政治状況の変化が規制にも影響を及ぼす可能性
OKXの取締役で元ニューヨーク州知事のアンドリュー・クオモ氏は、中間選挙前に《Clarity Act》が成立しなければ、下院勢力の変動により規制方針の対立が激化すると警告した。OKXは多様なデジタル資産取引や分散型金融サービスを提供している。クオモ氏は、民主党主導の議会とトランプ政権間の溝が立法の障害となり、規制環境の不安定化につながると見ている。

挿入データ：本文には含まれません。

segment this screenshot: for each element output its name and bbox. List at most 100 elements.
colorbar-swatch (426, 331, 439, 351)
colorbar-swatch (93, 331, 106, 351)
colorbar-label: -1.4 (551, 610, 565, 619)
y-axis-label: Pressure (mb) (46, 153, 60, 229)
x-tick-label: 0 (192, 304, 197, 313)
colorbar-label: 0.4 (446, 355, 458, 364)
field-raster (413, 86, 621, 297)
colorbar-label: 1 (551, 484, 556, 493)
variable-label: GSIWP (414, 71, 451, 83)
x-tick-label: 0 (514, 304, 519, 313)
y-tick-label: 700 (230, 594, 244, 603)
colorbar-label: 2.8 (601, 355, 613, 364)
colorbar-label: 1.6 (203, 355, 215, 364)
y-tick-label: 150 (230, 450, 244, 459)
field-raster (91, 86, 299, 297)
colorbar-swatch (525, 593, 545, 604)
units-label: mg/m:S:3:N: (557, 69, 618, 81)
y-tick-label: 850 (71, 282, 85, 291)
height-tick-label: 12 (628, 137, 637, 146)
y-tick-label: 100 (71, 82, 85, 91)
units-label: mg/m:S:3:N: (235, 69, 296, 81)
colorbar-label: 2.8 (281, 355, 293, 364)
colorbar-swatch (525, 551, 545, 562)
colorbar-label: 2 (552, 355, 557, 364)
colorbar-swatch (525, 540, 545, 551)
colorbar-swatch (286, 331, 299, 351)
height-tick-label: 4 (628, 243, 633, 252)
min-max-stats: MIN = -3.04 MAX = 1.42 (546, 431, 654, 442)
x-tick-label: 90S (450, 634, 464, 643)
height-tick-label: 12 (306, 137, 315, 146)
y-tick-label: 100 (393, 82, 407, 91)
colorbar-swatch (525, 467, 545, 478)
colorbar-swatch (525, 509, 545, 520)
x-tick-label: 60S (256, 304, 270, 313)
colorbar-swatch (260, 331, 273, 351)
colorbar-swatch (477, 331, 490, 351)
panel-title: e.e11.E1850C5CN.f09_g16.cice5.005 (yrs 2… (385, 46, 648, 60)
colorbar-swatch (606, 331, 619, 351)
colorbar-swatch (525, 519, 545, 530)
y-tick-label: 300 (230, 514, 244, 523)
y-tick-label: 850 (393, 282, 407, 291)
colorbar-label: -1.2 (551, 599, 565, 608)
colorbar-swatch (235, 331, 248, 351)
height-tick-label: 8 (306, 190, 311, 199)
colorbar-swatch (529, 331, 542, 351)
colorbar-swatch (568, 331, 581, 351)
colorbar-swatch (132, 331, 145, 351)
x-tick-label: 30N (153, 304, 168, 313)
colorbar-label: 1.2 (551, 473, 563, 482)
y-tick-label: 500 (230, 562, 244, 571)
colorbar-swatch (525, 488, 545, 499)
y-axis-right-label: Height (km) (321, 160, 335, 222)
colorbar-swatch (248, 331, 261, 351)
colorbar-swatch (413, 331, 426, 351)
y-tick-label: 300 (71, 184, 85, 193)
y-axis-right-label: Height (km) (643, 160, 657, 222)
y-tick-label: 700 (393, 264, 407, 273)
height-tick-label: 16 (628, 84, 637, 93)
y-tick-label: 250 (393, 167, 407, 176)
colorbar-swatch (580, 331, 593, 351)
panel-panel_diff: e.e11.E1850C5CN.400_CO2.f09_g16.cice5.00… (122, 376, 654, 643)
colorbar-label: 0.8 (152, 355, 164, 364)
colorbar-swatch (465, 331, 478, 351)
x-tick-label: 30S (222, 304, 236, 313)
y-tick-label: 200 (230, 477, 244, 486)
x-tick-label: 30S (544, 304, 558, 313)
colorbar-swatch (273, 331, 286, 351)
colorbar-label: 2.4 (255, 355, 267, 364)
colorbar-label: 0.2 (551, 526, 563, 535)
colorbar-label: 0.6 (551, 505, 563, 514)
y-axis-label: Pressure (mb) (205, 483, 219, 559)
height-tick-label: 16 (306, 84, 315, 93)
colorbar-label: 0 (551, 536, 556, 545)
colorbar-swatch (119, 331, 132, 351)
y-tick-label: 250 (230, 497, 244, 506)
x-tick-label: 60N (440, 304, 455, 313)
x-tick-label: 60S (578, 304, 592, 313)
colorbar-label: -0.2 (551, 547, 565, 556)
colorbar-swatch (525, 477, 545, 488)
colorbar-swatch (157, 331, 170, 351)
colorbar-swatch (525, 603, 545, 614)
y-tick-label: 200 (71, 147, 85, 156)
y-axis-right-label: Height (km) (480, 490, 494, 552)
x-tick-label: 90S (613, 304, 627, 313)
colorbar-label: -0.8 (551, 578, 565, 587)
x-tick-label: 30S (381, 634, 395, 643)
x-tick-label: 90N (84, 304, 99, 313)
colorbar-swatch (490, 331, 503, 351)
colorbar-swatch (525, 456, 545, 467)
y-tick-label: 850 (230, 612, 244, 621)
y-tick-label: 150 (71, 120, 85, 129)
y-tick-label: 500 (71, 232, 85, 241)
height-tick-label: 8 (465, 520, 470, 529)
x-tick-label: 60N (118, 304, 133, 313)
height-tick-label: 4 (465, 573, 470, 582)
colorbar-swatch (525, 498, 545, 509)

暗号資産業界は長期にわたる規制上の不確実性に適応しており、明確な法的指針がない状態でも一定の運営が可能となっている。政治的な駆け引きの中で《Clarity Act》が成立すれば重要な前進となるが、不成立が必ずしも業界の壊滅につながるわけではない。規制の方向性は今後も試行錯誤が続き、業界関係者と投資家はその動向を注視している。